# When to harvest shallots?



## ladykethry (Feb 25, 2008)

Okay, I feel really stupid for having to ask this but I'm having a mental block! 

I accidentally left some shallots in the ground last fall, and they woke up this spring. The single green sprout has turned into a dozen or so in a tightly packed bunch. I haven't noticed any blooms, and the sprouts are nice and green and about a foot tall. 

When do I harvest?? Do I need to wait until the greens turn brown and begin to wilt? Do I pull them now? Why am I so confused about this?


----------



## Callieslamb (Feb 27, 2007)

Actually, I planted them for the first time this year too and I would like to know the answer. I assume that I can use the green shoots for green onions - at the price of the bulbs. But I plan on waiting until they turn brown to harvest.

Let's see what everyone else has to say.


----------



## GoatsRus (Jan 19, 2003)

Pretty funny, but this is the first year I planted them also. Waiting to see what the experts say.


----------



## jersey girl (Nov 21, 2005)

My first time also. We are no help to each other.


----------



## Marcia in MT (May 11, 2002)

Yes, I'd wait as long as possible so that the bulbs will grow as large as possible. When the tops begin to die back is fine. Otherwise, peeling those teeny bulbs when you go to use them is a big pain!


----------



## ladykethry (Feb 25, 2008)

Okay, so I did a bit more research and found this:

http://www.ehow.com/how_8283_harvest-store-shallots.html

It's not from a gardening site, but it does make sense. I was curious though because it seems like they're going to stay green all summer and then I won't be able to harvest them until fall, and by that time they'll have been in the ground for nearly a year!!! That just doesn't make a lot of sense to me.

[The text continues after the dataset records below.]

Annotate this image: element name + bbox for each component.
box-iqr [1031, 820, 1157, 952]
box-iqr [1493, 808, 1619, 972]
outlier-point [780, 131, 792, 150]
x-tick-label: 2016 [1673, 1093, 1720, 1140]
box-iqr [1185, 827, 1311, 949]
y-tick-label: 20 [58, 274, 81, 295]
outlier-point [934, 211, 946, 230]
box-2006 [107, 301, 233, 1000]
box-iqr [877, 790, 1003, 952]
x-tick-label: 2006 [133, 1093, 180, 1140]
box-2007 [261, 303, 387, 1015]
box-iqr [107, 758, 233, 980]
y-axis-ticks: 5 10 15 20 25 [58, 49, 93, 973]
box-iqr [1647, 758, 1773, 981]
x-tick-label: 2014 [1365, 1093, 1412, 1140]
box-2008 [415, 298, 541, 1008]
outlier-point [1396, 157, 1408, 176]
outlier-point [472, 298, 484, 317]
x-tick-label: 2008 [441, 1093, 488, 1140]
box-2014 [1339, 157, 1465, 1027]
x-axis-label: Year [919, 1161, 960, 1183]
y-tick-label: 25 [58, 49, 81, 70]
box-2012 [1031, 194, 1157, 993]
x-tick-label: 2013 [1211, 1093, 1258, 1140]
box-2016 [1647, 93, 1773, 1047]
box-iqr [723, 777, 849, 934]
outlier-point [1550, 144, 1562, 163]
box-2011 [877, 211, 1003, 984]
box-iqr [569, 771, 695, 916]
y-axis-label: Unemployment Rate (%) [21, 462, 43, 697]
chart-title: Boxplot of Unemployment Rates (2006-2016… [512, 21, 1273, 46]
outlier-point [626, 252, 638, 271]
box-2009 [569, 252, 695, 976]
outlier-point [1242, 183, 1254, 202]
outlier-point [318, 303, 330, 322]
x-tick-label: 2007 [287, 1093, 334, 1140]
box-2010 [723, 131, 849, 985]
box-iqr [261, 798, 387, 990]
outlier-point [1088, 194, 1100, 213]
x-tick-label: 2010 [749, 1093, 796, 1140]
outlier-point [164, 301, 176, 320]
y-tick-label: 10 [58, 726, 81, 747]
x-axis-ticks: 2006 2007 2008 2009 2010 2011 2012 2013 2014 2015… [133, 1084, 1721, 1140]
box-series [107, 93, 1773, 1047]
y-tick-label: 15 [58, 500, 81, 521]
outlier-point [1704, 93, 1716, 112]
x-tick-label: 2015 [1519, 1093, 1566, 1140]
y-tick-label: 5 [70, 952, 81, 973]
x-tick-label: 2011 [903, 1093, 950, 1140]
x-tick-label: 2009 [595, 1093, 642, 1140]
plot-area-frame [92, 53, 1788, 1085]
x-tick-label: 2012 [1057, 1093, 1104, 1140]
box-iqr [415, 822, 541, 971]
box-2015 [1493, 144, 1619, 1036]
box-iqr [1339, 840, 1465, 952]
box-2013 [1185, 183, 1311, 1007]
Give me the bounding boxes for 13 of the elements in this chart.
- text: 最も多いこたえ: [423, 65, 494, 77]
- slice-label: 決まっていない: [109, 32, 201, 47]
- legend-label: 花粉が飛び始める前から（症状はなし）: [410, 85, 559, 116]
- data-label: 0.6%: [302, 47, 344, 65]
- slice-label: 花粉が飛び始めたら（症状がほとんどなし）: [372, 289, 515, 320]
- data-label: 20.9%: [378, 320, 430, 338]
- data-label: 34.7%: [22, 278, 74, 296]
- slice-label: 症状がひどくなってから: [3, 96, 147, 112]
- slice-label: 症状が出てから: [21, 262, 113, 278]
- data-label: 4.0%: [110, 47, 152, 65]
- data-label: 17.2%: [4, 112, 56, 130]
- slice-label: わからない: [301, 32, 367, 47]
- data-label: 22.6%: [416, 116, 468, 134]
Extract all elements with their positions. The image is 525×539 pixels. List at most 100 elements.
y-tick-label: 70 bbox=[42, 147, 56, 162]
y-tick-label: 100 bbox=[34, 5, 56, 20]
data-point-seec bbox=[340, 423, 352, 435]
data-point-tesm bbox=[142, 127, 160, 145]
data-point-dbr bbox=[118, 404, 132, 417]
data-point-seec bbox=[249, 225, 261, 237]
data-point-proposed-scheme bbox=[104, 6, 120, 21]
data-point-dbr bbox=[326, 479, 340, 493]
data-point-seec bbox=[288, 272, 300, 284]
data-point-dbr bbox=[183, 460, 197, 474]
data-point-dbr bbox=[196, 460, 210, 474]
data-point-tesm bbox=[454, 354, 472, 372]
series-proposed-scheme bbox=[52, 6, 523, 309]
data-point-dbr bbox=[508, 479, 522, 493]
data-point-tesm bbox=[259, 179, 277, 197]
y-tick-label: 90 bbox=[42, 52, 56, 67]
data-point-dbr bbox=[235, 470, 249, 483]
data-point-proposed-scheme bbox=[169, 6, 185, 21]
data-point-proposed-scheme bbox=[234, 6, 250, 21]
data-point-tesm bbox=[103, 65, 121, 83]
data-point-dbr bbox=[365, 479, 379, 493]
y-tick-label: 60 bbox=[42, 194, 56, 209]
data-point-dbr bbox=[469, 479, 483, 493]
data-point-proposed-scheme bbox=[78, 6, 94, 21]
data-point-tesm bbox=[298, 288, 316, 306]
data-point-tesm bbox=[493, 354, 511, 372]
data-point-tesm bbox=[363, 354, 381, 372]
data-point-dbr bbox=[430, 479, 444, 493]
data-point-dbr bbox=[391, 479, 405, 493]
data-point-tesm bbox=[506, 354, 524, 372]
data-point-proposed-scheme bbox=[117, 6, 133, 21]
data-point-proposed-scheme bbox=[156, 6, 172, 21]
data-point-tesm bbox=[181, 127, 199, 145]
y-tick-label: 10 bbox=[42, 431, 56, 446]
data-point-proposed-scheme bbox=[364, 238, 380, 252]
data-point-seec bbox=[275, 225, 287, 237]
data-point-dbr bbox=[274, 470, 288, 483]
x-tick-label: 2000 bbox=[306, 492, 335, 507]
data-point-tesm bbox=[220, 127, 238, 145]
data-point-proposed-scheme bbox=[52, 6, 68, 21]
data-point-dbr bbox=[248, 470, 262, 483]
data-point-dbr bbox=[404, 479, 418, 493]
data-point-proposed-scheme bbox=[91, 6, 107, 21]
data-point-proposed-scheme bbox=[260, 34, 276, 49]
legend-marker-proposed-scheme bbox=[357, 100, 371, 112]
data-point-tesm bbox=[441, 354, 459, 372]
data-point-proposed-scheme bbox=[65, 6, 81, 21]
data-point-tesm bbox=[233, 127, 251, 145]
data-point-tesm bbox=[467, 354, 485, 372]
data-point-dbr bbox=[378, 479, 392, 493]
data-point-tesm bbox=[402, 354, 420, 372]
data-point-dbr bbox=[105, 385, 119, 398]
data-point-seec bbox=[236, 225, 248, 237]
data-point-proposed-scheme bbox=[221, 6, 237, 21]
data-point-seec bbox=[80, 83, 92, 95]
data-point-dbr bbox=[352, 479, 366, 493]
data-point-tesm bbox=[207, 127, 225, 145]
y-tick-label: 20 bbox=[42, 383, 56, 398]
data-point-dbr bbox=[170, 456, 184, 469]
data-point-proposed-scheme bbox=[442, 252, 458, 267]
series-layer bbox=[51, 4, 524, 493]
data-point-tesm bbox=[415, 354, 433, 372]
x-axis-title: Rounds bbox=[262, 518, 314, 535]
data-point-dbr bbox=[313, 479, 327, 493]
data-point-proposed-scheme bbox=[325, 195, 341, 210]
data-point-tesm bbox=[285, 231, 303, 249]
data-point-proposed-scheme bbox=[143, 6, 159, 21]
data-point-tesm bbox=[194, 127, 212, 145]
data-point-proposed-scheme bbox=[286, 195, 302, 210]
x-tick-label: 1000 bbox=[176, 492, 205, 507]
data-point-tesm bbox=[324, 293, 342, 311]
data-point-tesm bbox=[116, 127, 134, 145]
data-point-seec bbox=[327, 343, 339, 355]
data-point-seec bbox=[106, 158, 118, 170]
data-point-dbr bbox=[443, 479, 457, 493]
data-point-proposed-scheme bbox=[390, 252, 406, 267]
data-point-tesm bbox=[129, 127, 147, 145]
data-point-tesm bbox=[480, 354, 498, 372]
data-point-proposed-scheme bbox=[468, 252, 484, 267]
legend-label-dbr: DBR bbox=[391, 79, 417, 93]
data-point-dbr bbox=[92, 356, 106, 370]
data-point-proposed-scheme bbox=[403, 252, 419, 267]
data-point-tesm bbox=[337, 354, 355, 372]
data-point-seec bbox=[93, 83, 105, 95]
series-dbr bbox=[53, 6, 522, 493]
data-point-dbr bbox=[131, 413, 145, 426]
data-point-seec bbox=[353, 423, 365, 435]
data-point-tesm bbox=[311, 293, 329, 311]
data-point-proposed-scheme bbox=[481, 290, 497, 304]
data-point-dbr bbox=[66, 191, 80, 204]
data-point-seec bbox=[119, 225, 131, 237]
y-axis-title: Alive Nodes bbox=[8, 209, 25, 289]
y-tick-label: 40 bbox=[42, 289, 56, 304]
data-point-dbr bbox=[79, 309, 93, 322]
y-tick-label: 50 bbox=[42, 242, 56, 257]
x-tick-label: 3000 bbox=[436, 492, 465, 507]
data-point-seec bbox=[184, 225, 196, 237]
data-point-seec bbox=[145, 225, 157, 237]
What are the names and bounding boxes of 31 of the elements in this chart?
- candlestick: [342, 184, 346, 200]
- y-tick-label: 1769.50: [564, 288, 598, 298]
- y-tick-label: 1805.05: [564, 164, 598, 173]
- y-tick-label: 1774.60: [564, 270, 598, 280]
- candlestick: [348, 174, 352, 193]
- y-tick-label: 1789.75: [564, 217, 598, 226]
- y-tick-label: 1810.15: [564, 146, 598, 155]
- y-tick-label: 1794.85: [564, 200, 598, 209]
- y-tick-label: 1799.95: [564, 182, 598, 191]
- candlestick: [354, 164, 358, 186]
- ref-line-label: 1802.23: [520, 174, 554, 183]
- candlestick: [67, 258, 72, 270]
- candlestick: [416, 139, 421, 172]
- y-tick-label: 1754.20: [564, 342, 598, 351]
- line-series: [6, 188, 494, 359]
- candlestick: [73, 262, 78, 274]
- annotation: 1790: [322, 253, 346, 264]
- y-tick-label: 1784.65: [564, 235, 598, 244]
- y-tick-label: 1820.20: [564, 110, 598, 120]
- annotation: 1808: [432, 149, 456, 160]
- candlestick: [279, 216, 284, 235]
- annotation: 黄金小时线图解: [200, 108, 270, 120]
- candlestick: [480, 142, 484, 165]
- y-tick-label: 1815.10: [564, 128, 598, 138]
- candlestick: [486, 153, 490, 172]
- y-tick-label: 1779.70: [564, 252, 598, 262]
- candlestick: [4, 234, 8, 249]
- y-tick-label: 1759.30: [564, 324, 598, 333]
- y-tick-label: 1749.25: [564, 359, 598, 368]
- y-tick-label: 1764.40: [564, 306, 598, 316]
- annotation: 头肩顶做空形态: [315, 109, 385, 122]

Glad to see other people are in the same confused boat!!


----------



## Callieslamb (Feb 27, 2007)

LadyK
that link was good enough for me. Thanks for posting it!


----------



## Paquebot (May 10, 2002)

I'm not confused! I simply plant them in the spring and remember to harvest them when the tops die! However, since you left them in the ground for a second season, you can forget about using them for cooking. Instead of a few nice bulbs for the kitchen, you'll end up with a lot of "marbles". But do not despair. I love to have those to plant back the next year. That's because they will only divide into 3 or 4 bulbs and they will be proper size for cooking. Just planted about 30 more yesterday to go along with 24 which are already up. Those 30 were closer to eating size than proper planting size. 

Martin


----------



## ladykethry (Feb 25, 2008)

Paquebot: oh--okay! i guess that's better than nothing!! I'm still a bit over run with shallots from last year so I suppose I can wait a bit for another crop. Should I pull them now and put them somewhere dark until planting time?


----------



## Paquebot (May 10, 2002)

ladykethry said:


> Paquebot: oh--okay! i guess that's better than nothing!! I'm still a bit over run with shallots from last year so I suppose I can wait a bit for another crop. Should I pull them now and put them somewhere dark until planting time?


If you want to eat them as green or spring onions now, they can be pulled now. If you want to save them for planting back, leave them alone until the tops die back on their own. When nothing but a few brown "tails" remain to show where they are at, then pull and cure them for winter storage. Curing is done by drying them in a shaded area.

Martin


----------